All of which makes this a funny sort of a comeback for the TV show that pretty well defined the Nineties, particularly for anyone of a fortean bent. It’s way too soon for it to exploit the sort of nostalgia that has transformed Dr Who from camp BBC pariah to family-friendly Golden Goose and far too late to build on whatever momentum the series still possessed as it limped toward its ultimately unsatisfying conclusion. What we’re left with is something that feels curiously out of joint with the times, neither cynical CGI cash cow nor joyous return to the glory days of the series at its peak. Instead – and in striking contrast to the franchise’s first big screen outing a decade ago – this is a low budget and almost wilfully low key affair, eschewing thrills, spills and, for the most part, even chills, in favour of a modest, muted and melancholic meditation on faith and the mysterious workings of God. As interesting and unusual as this might be for a genre movie, it’s also perverse in the extreme. After all, this is a movie, for cripes sake, not Answer to bloody Job, and it’s hard to see either devotees of the series or curious newcomers being satisfied by what boils down to a padded-out TV episode with a script full of holes that manages to be both dour and daft at the same time. It even looks and plays like a sub-par two-parter from the series’ early days; and, as was often the case, the set-up is promising, the denouement almost embarrassingly disappointing. Really, after all the months of secrecy, the film needed to tell a bigger and better story than this one if it was to avoid leaving fans with a nagging sense of disappointment and newbies wondering what on Earth all the fuss was ever about.

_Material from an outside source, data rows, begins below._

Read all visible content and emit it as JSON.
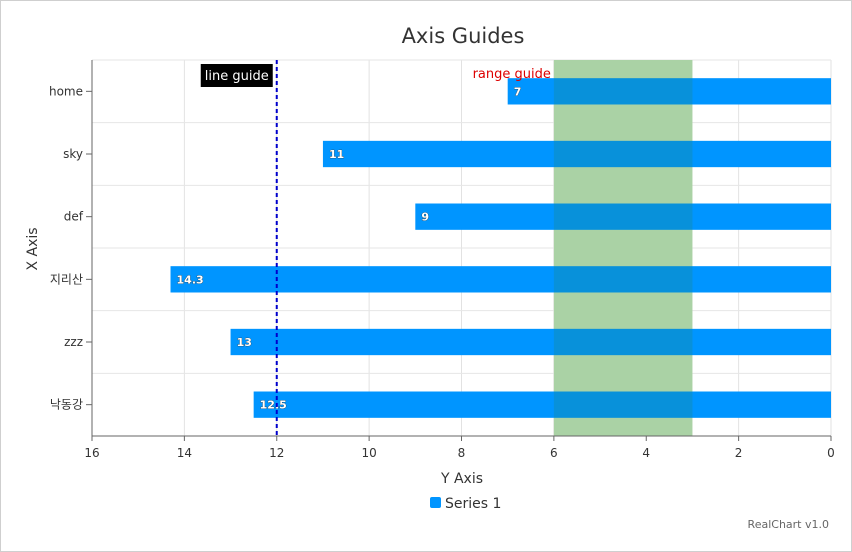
{
  "chart_data": {
    "type": "bar",
    "orientation": "horizontal",
    "title": "Axis Guides",
    "xlabel": "Y Axis",
    "ylabel": "X Axis",
    "categories": [
      "home",
      "sky",
      "def",
      "지리산",
      "zzz",
      "낙동강"
    ],
    "series": [
      {
        "name": "Series 1",
        "values": [
          7,
          11,
          9,
          14.3,
          13,
          12.5
        ],
        "color": "#0095ff"
      }
    ],
    "value_axis": {
      "min": 0,
      "max": 16,
      "reversed": true,
      "ticks": [
        16,
        14,
        12,
        10,
        8,
        6,
        4,
        2,
        0
      ]
    },
    "grid": true,
    "legend": "bottom",
    "guides": {
      "line": {
        "value": 12,
        "label": "line guide",
        "color": "#0000cc"
      },
      "range": {
        "from": 3,
        "to": 6,
        "label": "range guide",
        "label_color": "#dd0000",
        "fill": "#c6e4bf"
      }
    }
  },
  "credits": "RealChart v1.0"
}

But there are consolations along the way, particularly the pleasure one feels on seeing Duchovny and Anderson stepping into the skins of these much-loved characters once again (even if the film, in typically contrary fashion, insists on keeping them apart for long stretches). They’re older and wearier than the Mulder and Scully we remember (wouldn’t you be?), but that’s part of the film’s point. Duchovny offers flashes of the old deadpan humour and laid-back charm, while Anderson is almost painfully luminous, reminding this reviewer, at least, that, Carter aside, it’s only the great Terence Davis who seems to have detected the chaste, magical quality in her face that harks backs to the golden age of Hollywood and makes the rest of today’s Tinseltown actresses look like a bunch of two-bit tramps. Connolly, too, is surprisingly good as the dishevelled and disreputable Father Joe, creating a good deal of sympathy for a difficult character, although none of the other roles – goodies or baddies – are sufficiently developed to offer much scope to the actors.

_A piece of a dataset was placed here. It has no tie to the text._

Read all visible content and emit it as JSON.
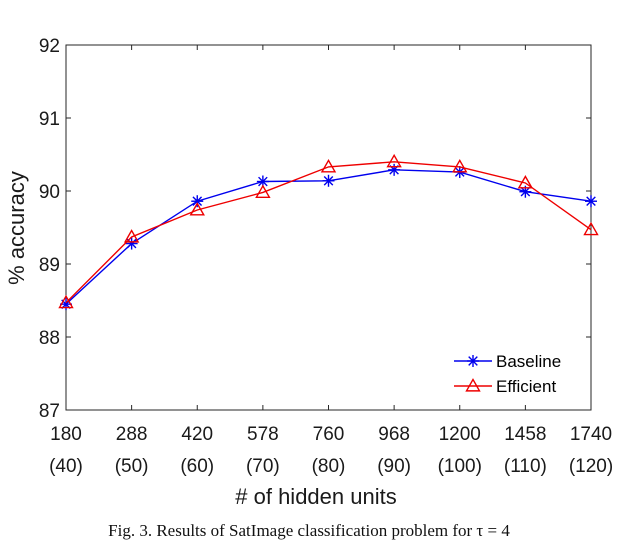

Early box-office and some awful reviews suggest that this could be the last we see of Mulder and Scully; and even with the best will in the world, it’s hard not to argue that Carter should have torn up his script, pulled out the stops, and gone for broke here, as it would be a real shame if this unassuming effort, ill-equipped to deal with any real weight of expectation, proved their swansong and scuppered plans for a third instalment. My advice: go and see it anyway, as we’ll still need someone to save us from the impending horrors of 2012.